South Korea is opting for a low public policyprofile amid escalating tensions with North Korea. Seoul officials kept quiet, a day after Pyongyang threatened to turn the South into "ashes."
South Korean officials kept relatively silent Monday, just 24 hours after North Korea's official media warned of a "powerful preemptive attack" against the South.
The North Korean commentary warned Sunday if it attacks, "everything will turn into ashes, not just a sea of flames." The language echoes North Korean threats in past years to turn South Korea into a "sea of fire."
The threats are a response to testimony last week by South Korean Joint Chiefs of Staff Chairman Kim Tae-young.
Kim tells a panel of legislators the South has contingency plans to preemptively strike suspected North Korean nuclear weapons sites, if it becomes apparent the North intends to make use of those weapons against the South. South Korean military leaders have since tried to downplay those remarks.
The flare-up over preemptive strikes is part of a broader political landscape of heightening tensions between North and South Korea, which never formally ended their 1950-53 war.
South Korean officials refused to confirm Monday a report in South's largest daily newspaper that North Korean jet fighters have flown close to the heavily armed North-South border at least ten times since conservative President Lee Myung-bak was inaugurated last month.
Mr. Lee has taken a much stiffer policy line with North Korea than his two predecessors, who transferred billions of dollars in aid and investment to Pyongyang with little or nothing requested in return.
This month, Mr. Lee's top official on North Korea policy warned a joint North-South industrial zone would not be expanded unless there is progress in diplomacy to get rid Pyongyang's nuclear weapons capabilities. In response, North Korea expelled most of the South Korean officials in charge of managing the zone, located in the North Korean city of Kaesong.
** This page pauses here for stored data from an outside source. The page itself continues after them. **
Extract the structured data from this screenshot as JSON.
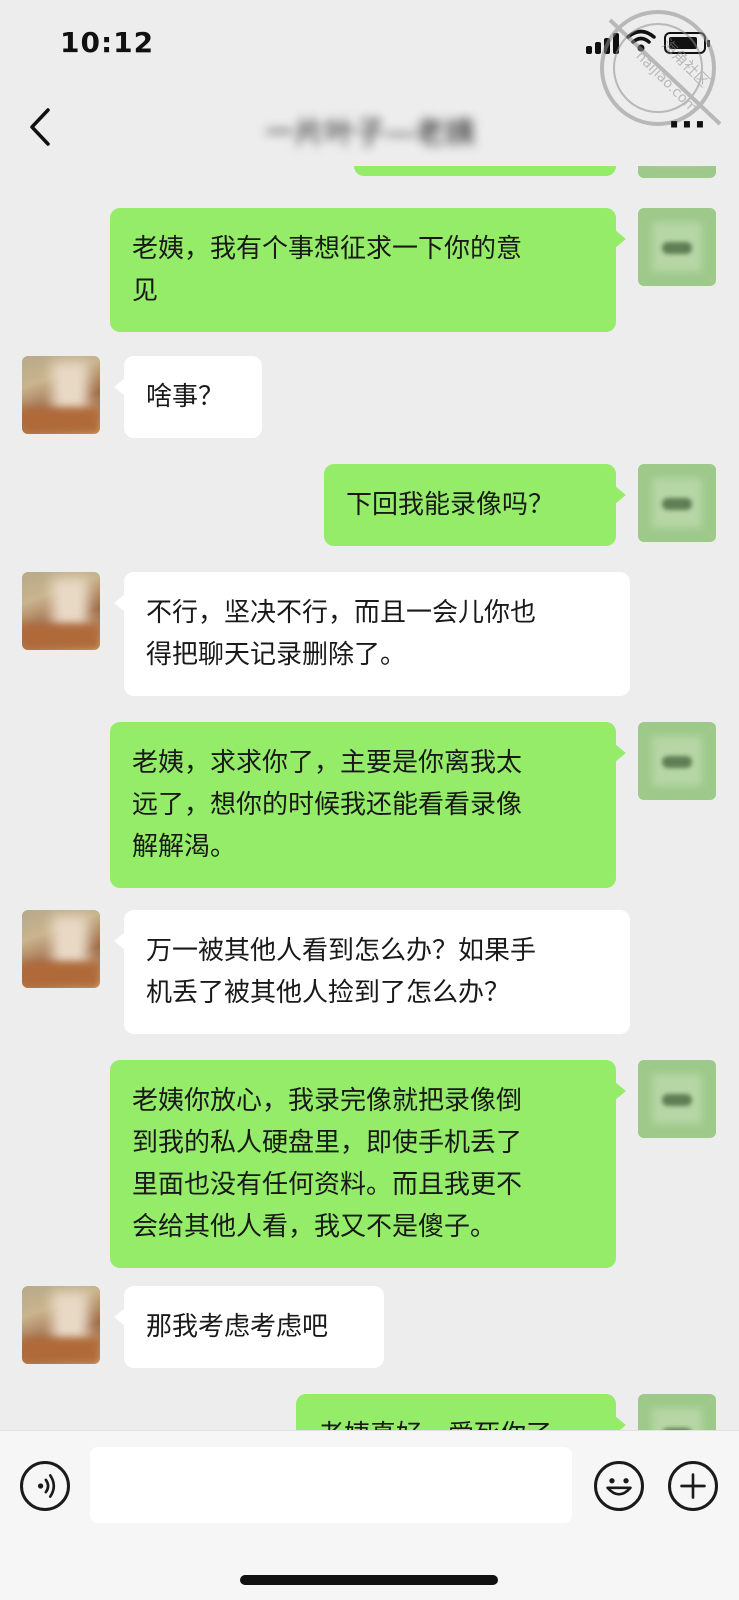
{
  "status_bar": {
    "time": "10:12",
    "icons": [
      "signal-icon",
      "wifi-icon",
      "battery-icon"
    ]
  },
  "watermark": {
    "text": "haijiao.com",
    "text_cn": "海角社区",
    "color": "#9a9a9a"
  },
  "nav": {
    "title": "一片叶子—老姨",
    "back_icon": "chevron-left-icon",
    "more_icon": "more-dots-icon",
    "more_label": "···"
  },
  "colors": {
    "background": "#ededed",
    "outgoing_bubble": "#95ec69",
    "incoming_bubble": "#ffffff",
    "text": "#191919"
  },
  "messages": [
    {
      "sender": "me",
      "text": "老姨，我有个事想征求一下你的意见",
      "lines": [
        "老姨，我有个事想征求一下你的意",
        "见"
      ]
    },
    {
      "sender": "her",
      "text": "啥事？",
      "lines": [
        "啥事？"
      ]
    },
    {
      "sender": "me",
      "text": "下回我能录像吗？",
      "lines": [
        "下回我能录像吗？"
      ]
    },
    {
      "sender": "her",
      "text": "不行，坚决不行，而且一会儿你也得把聊天记录删除了。",
      "lines": [
        "不行，坚决不行，而且一会儿你也",
        "得把聊天记录删除了。"
      ]
    },
    {
      "sender": "me",
      "text": "老姨，求求你了，主要是你离我太远了，想你的时候我还能看看录像解解渴。",
      "lines": [
        "老姨，求求你了，主要是你离我太",
        "远了，想你的时候我还能看看录像",
        "解解渴。"
      ]
    },
    {
      "sender": "her",
      "text": "万一被其他人看到怎么办？如果手机丢了被其他人捡到了怎么办？",
      "lines": [
        "万一被其他人看到怎么办？如果手",
        "机丢了被其他人捡到了怎么办？"
      ]
    },
    {
      "sender": "me",
      "text": "老姨你放心，我录完像就把录像倒到我的私人硬盘里，即使手机丢了里面也没有任何资料。而且我更不会给其他人看，我又不是傻子。",
      "lines": [
        "老姨你放心，我录完像就把录像倒",
        "到我的私人硬盘里，即使手机丢了",
        "里面也没有任何资料。而且我更不",
        "会给其他人看，我又不是傻子。"
      ]
    },
    {
      "sender": "her",
      "text": "那我考虑考虑吧",
      "lines": [
        "那我考虑考虑吧"
      ]
    },
    {
      "sender": "me",
      "text": "老姨真好，爱死你了",
      "lines": [
        "老姨真好，爱死你了"
      ]
    }
  ],
  "input_bar": {
    "voice_icon": "voice-icon",
    "emoji_icon": "emoji-icon",
    "plus_icon": "plus-icon",
    "input_value": "",
    "input_placeholder": ""
  }
}
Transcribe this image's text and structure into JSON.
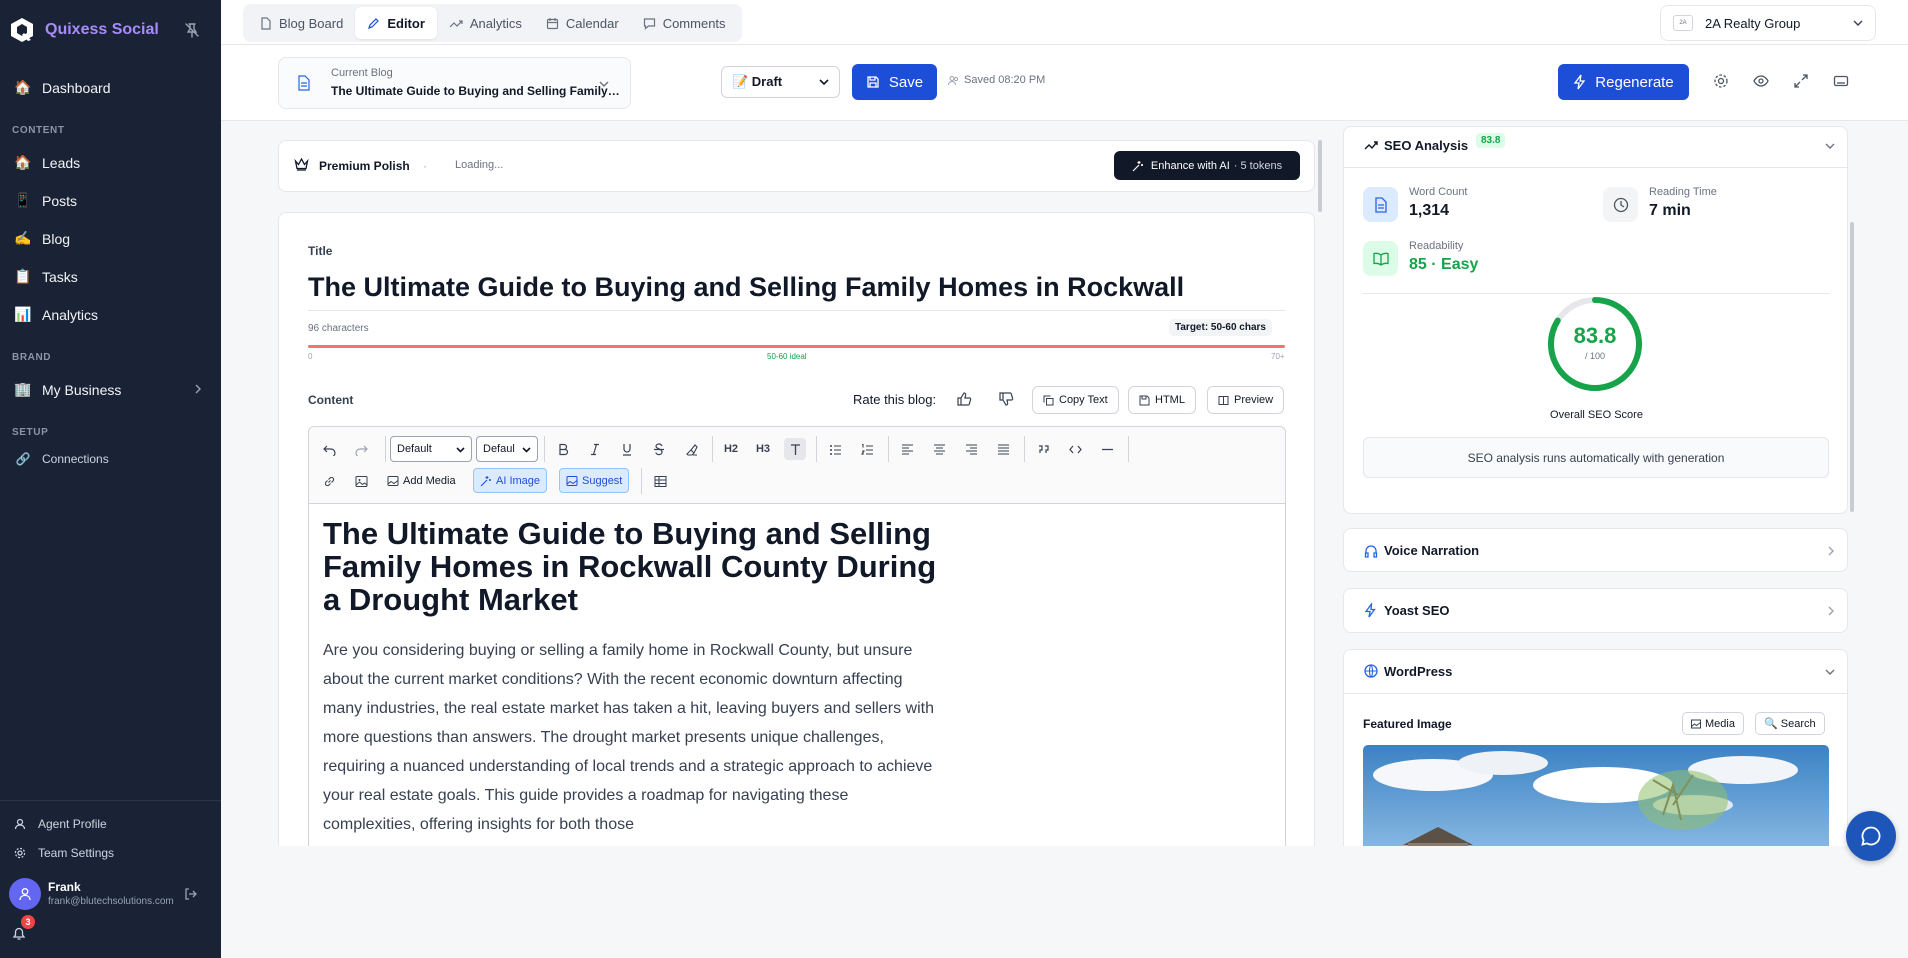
{
  "sidebar": {
    "brand": "Quixess Social",
    "dashboard": "Dashboard",
    "section_content": "CONTENT",
    "items": [
      {
        "label": "Leads",
        "icon": "🏠"
      },
      {
        "label": "Posts",
        "icon": "📱"
      },
      {
        "label": "Blog",
        "icon": "✍️"
      },
      {
        "label": "Tasks",
        "icon": "📋"
      },
      {
        "label": "Analytics",
        "icon": "📊"
      }
    ],
    "dashboard_icon": "🏠",
    "section_brand": "BRAND",
    "my_business": "My Business",
    "my_business_icon": "🏢",
    "section_setup": "SETUP",
    "connections": "Connections",
    "agent_profile": "Agent Profile",
    "team_settings": "Team Settings",
    "user": {
      "name": "Frank",
      "email": "frank@blutechsolutions.com"
    },
    "notification_count": "3"
  },
  "topbar": {
    "tabs": [
      "Blog Board",
      "Editor",
      "Analytics",
      "Calendar",
      "Comments"
    ],
    "active_tab": "Editor",
    "org_logo_text": "2A",
    "org_name": "2A Realty Group"
  },
  "header": {
    "current_blog_label": "Current Blog",
    "current_blog_title": "The Ultimate Guide to Buying and Selling Family Homes in Rockwall County During a Drought Market",
    "status": "📝 Draft",
    "save_label": "Save",
    "saved_text": "Saved 08:20 PM",
    "regenerate_label": "Regenerate"
  },
  "premium": {
    "title": "Premium Polish",
    "separator": "·",
    "status": "Loading...",
    "enhance_label": "Enhance with AI",
    "tokens": "· 5 tokens"
  },
  "editor": {
    "title_label": "Title",
    "title_value": "The Ultimate Guide to Buying and Selling Family Homes in Rockwall",
    "char_count": "96 characters",
    "target": "Target: 50-60 chars",
    "range_min": "0",
    "range_ideal": "50-60 ideal",
    "range_max": "70+",
    "content_label": "Content",
    "rate_label": "Rate this blog:",
    "copy_text": "Copy Text",
    "html": "HTML",
    "preview": "Preview",
    "toolbar": {
      "style_select": "Default",
      "font_select": "Defaul",
      "h2": "H2",
      "h3": "H3",
      "add_media": "Add Media",
      "ai_image": "AI Image",
      "suggest": "Suggest"
    },
    "heading": "The Ultimate Guide to Buying and Selling Family Homes in Rockwall County During a Drought Market",
    "paragraph": "Are you considering buying or selling a family home in Rockwall County, but unsure about the current market conditions? With the recent economic downturn affecting many industries, the real estate market has taken a hit, leaving buyers and sellers with more questions than answers. The drought market presents unique challenges, requiring a nuanced understanding of local trends and a strategic approach to achieve your real estate goals. This guide provides a roadmap for navigating these complexities, offering insights for both those"
  },
  "seo": {
    "title": "SEO Analysis",
    "score_badge": "83.8",
    "word_count_label": "Word Count",
    "word_count": "1,314",
    "reading_time_label": "Reading Time",
    "reading_time": "7 min",
    "readability_label": "Readability",
    "readability": "85 · Easy",
    "score": "83.8",
    "score_max": "/ 100",
    "score_fraction": 0.838,
    "overall_label": "Overall SEO Score",
    "auto_note": "SEO analysis runs automatically with generation"
  },
  "panels": {
    "voice": "Voice Narration",
    "yoast": "Yoast SEO",
    "wordpress": "WordPress",
    "featured_image": "Featured Image",
    "media_btn": "Media",
    "search_btn": "🔍 Search"
  },
  "colors": {
    "accent": "#1d4ed8",
    "sidebar": "#1a2335",
    "success": "#16a34a",
    "brand": "#a78bfa"
  }
}
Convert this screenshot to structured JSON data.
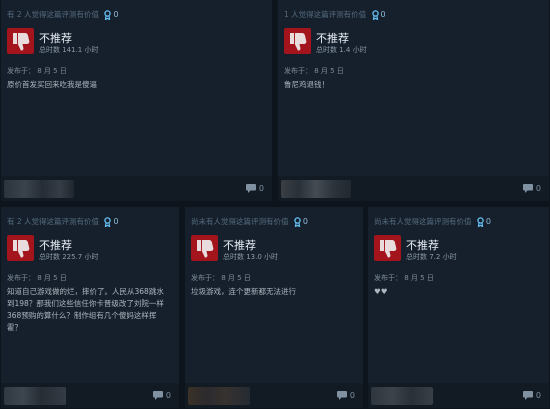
{
  "reviews": [
    {
      "helpful": "有 2 人觉得这篇评测有价值",
      "award_count": "0",
      "verdict": "不推荐",
      "hours": "总时数 141.1 小时",
      "posted": "发布于： 8 月 5 日",
      "content": "原价首发买回来吃我是傻逼",
      "comments": "0"
    },
    {
      "helpful": "1 人觉得这篇评测有价值",
      "award_count": "0",
      "verdict": "不推荐",
      "hours": "总时数 1.4 小时",
      "posted": "发布于： 8 月 5 日",
      "content": "鲁尼鸡退钱！",
      "comments": "0"
    },
    {
      "helpful": "有 2 人觉得这篇评测有价值",
      "award_count": "0",
      "verdict": "不推荐",
      "hours": "总时数 225.7 小时",
      "posted": "发布于： 8 月 5 日",
      "content": "知道自己游戏做的烂，摔价了。人民从368跳水到198？那我们这些信任你卡晋级改了刘院一样368预购的算什么？制作组有几个傻妈这样挥霍？",
      "comments": "0"
    },
    {
      "helpful": "尚未有人觉得这篇评测有价值",
      "award_count": "0",
      "verdict": "不推荐",
      "hours": "总时数 13.0 小时",
      "posted": "发布于： 8 月 5 日",
      "content": "垃圾游戏，连个更新都无法进行",
      "comments": "0"
    },
    {
      "helpful": "尚未有人觉得这篇评测有价值",
      "award_count": "0",
      "verdict": "不推荐",
      "hours": "总时数 7.2 小时",
      "posted": "发布于： 8 月 5 日",
      "content": "♥♥",
      "comments": "0"
    }
  ],
  "icons": {
    "thumb": "thumbs-down-icon",
    "award": "award-ribbon-icon",
    "comment": "comment-bubble-icon"
  },
  "colors": {
    "card": "#16202d",
    "thumb_bg": "#a3141c",
    "award": "#66c0f4"
  }
}
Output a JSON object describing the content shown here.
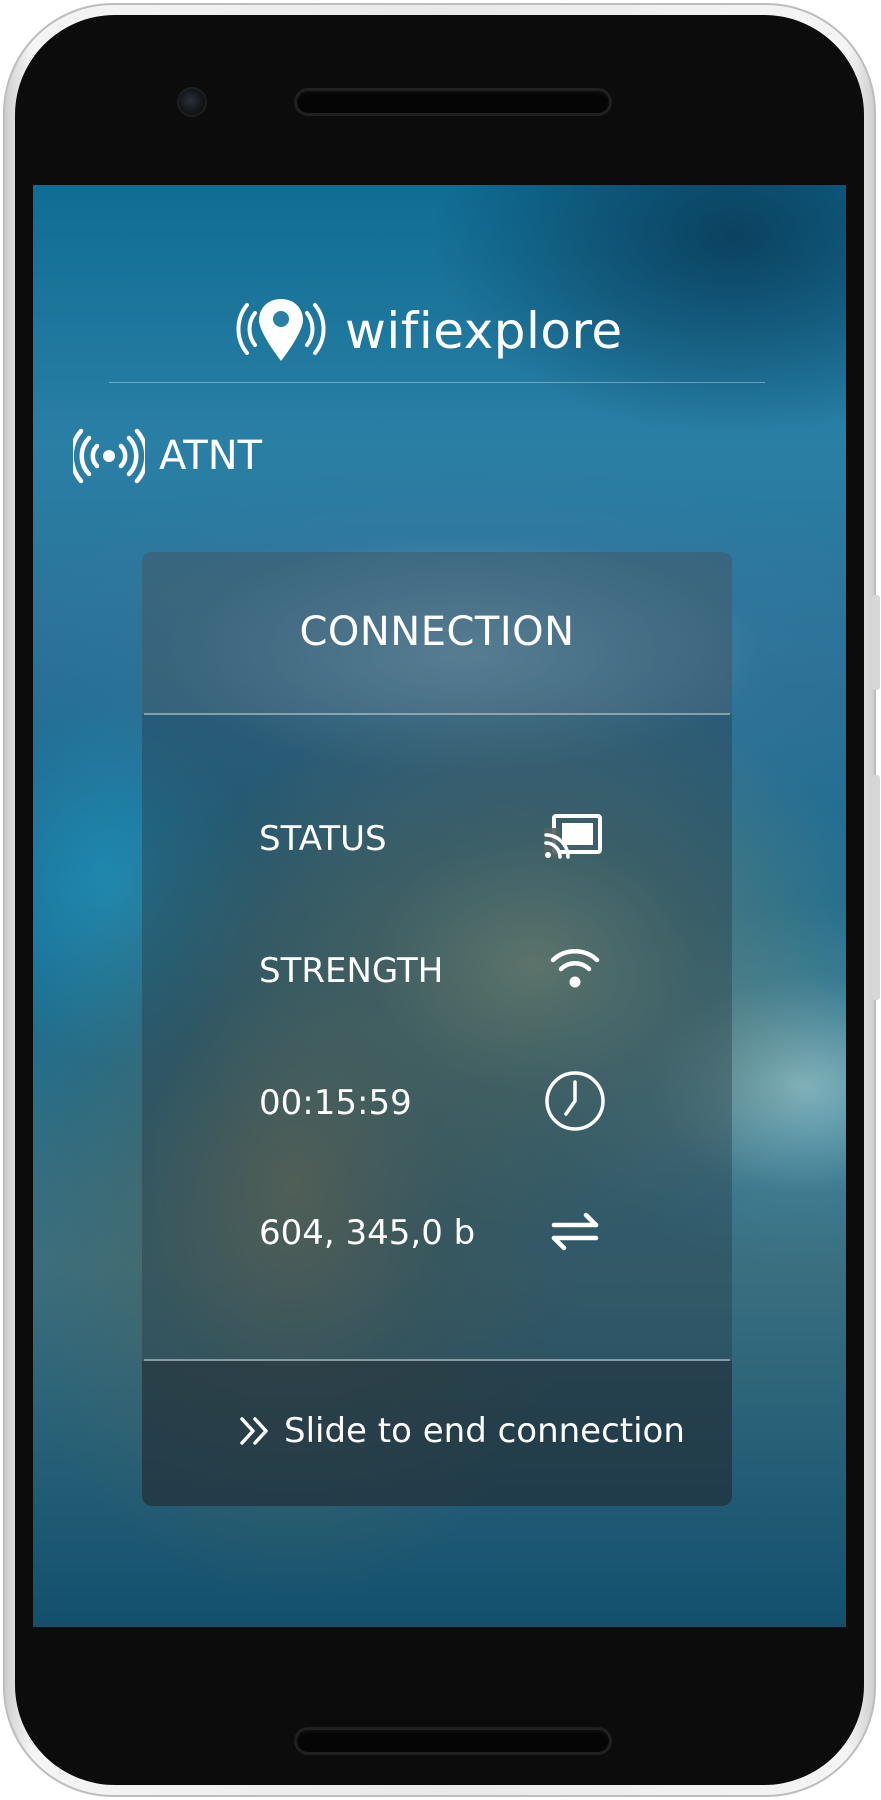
{
  "app": {
    "title": "wifiexplore",
    "logo_icon": "wifi-location-pin-icon"
  },
  "network": {
    "name": "ATNT",
    "icon": "broadcast-signal-icon"
  },
  "connection_card": {
    "title": "CONNECTION",
    "stats": [
      {
        "label": "STATUS",
        "icon": "cast-icon"
      },
      {
        "label": "STRENGTH",
        "icon": "wifi-signal-icon"
      },
      {
        "label": "00:15:59",
        "icon": "clock-icon"
      },
      {
        "label": "604, 345,0 b",
        "icon": "data-transfer-icon"
      }
    ],
    "action": {
      "label": "Slide to end connection",
      "icon": "double-chevron-right-icon"
    }
  },
  "colors": {
    "text": "#ffffff",
    "bezel": "#0c0c0c",
    "screen_base": "#1e6e90"
  }
}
South Korean media did quoted senior military officials as saying the South may soon issue some type of general expression of regret for the recent worsening of North-South relations. However, they say it will not be an apology, and that the South will not deviate from its "practical" principles on dealing with the North.
Dong Seung-young, a North Korea expert at the private Samsung Economic Research Institute, says the world may just have to get used to chilly North-South relations for a while.
He says even if the stalled relations last a long time, President Lee's government places top priority on "fixing" South Korean policy toward the North.
Mr. Lee's political allies say ten years of lenient treatment toward Pyongyang made it easier for the North to test a nuclear weapon in 2006. Now, with North Korea four months late in providing a promised nuclear declaration, they say a firmer approach is needed.
President Lee may get a firmer mandate in his North Korea policies from legislative elections next month, in which which his conservative party is expected to make gains. Some experts say the North's recent moves may be aimed at influencing that vote.
Others, like Professor Yang Moo-jin of Seoul's University of North Korean Studies, say Pyongyang is trying to influence South Korea's relationship with the United States.
He says North Korea is trying to send a signal that strengthening the U.S. - South Korea alliance is not the best way to solve the nuclear issue. He says Pyongyang wants to convince U.S. and South Korean leaders not to seek ways of pressuring the North when they meet at an upcoming summit.
President Lee is scheduled to meet with President Bush in Washington next month. The chief U.S. delegate to the nuclear talks, U.S. Assistant Secretary of State Christopher Hill, is scheduled to arrive Tuesday in Seoul to meet with officials here.